A: So many moms I work with come into sessions kind of terrified and overwhelmed and are very smart and well-researched. They Googled everything. They've read every book and by having so much information, it almost flips off their intuition switch, and so they get very in their head. They lose that "even though this is my first baby, I think I know what to do" mindset because they're so afraid to break rules. I encourage women to really begin to trust themselves and to trust their babies. For instance, knowing when you're in the hospital and you had five people say the latch looks great, but the mom says it doesn't feel good, trust that you know that something isn't working. I think we Google everything and answers that you find maybe apply to one mom, but your baby and your situation are completely different. Maybe your baby was born five weeks early. Maybe your breasts are different than hers. Maybe your whole journey is different. I think that's why it's important to seek support if it's not clicking. And to find people that you jive with, find people that you click with, find people that feel flexible because if there's no flexibility, then all you feel like you're doing is breaking rules.
I know that in my practice, I'm completely flexible. My perspective is: what are your goals, not what do I want to teach you, but what do you want? What do you want to achieve from this? And what is your biggest fear? And how can we talk about it? How can you learn that the things that I'm sharing with you are not rules, but they're guidelines? There's room to go back and forth. Trust that maternal instinct that's in there. And when you feel like you can't hear your own maternal instinct, find someone that can help support you in finding that confidence.
Q: Perfect, I love that. I think that was the “aha” moment I had in breastfeeding and I was like, everybody told me to do this, but this is what feels good so it's what I'm going to do.
A: The number one thing I hear from parents is conflicting advice. Sometimes in the postpartum mommy foggy, tired, overwhelmed brain you can feel like, well, she told me to do this on day two and I've got that in my head. And I wrote it down and I'm doing it. But a baby that's three weeks old is very different than a baby in the first week. So, there can be conflicting advice because you don't treat babies the same way at different stages of life. But there also are a lot of different perspectives and approaches to things. It’s about quieting down all the noise, all the different things that are coming at you from Google, from your mother, from your sister, from your cousin, from Instagram, from wherever - and taking little bits of it and distilling it down. You have to do a little bit of this and a little bit of this and a lot of this… just getting into your heart.

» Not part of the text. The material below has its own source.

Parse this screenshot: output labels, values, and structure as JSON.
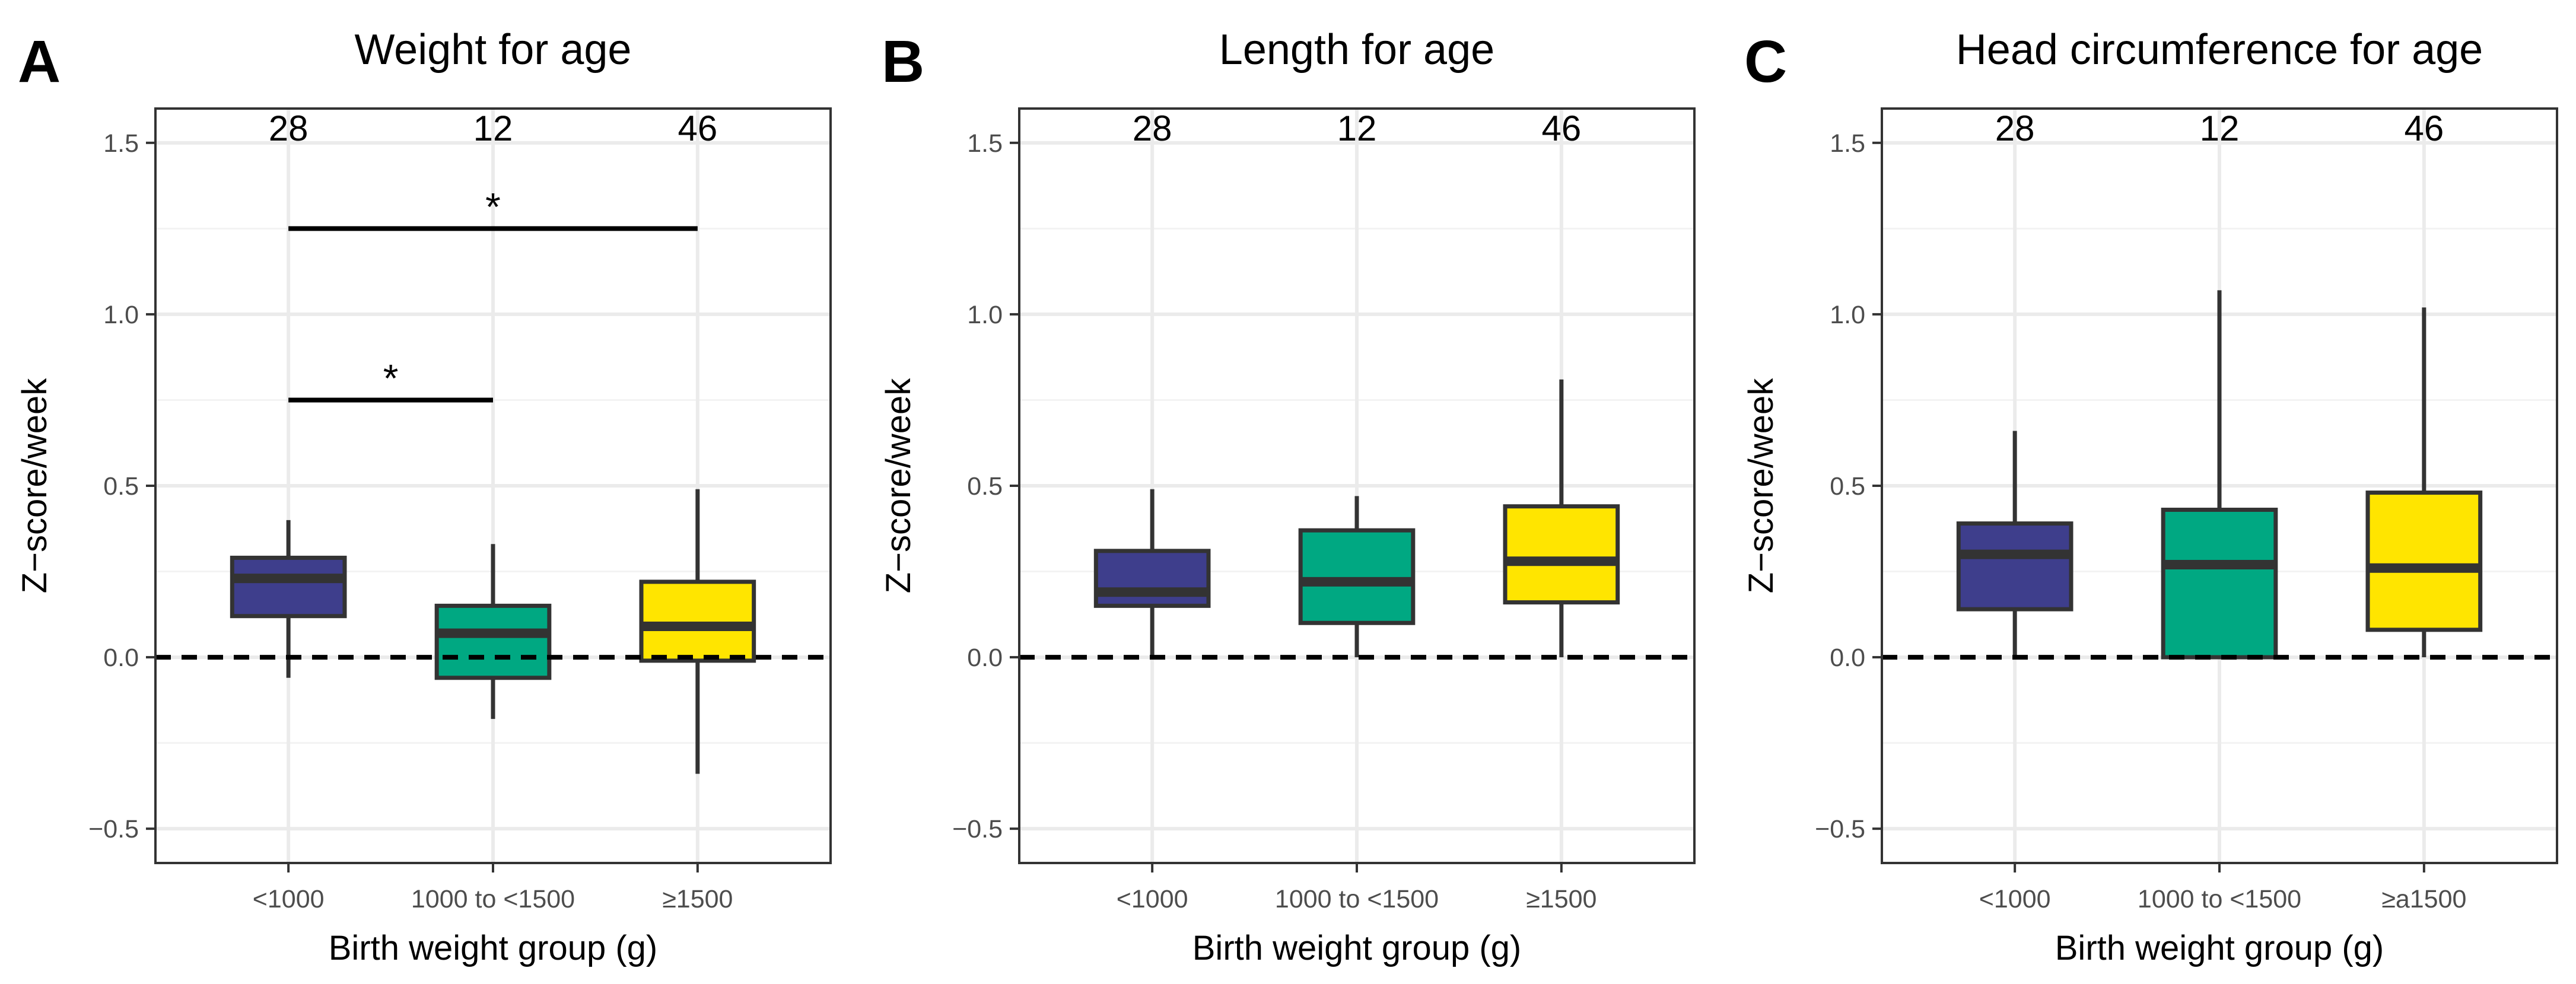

Q: It can definitely be confusing.
A: Very confusing, very confusing, and that's half of what I do is dispel myths and say, forget that, forget that, forget that. Let's get down to the heart of what's happening. And usually what we say are the two most important things: the baby has to get fed and mom has to get stimulated in order to make milk because it's a two-person operation. So, the baby needs to get fed, mom has to get stimulated, and you both have to be happy and comfortable and pain free. Bottom line, that's it in a nutshell right there. And if baby's not growing and not latching well and you're having pain, neither one of you are getting what you need.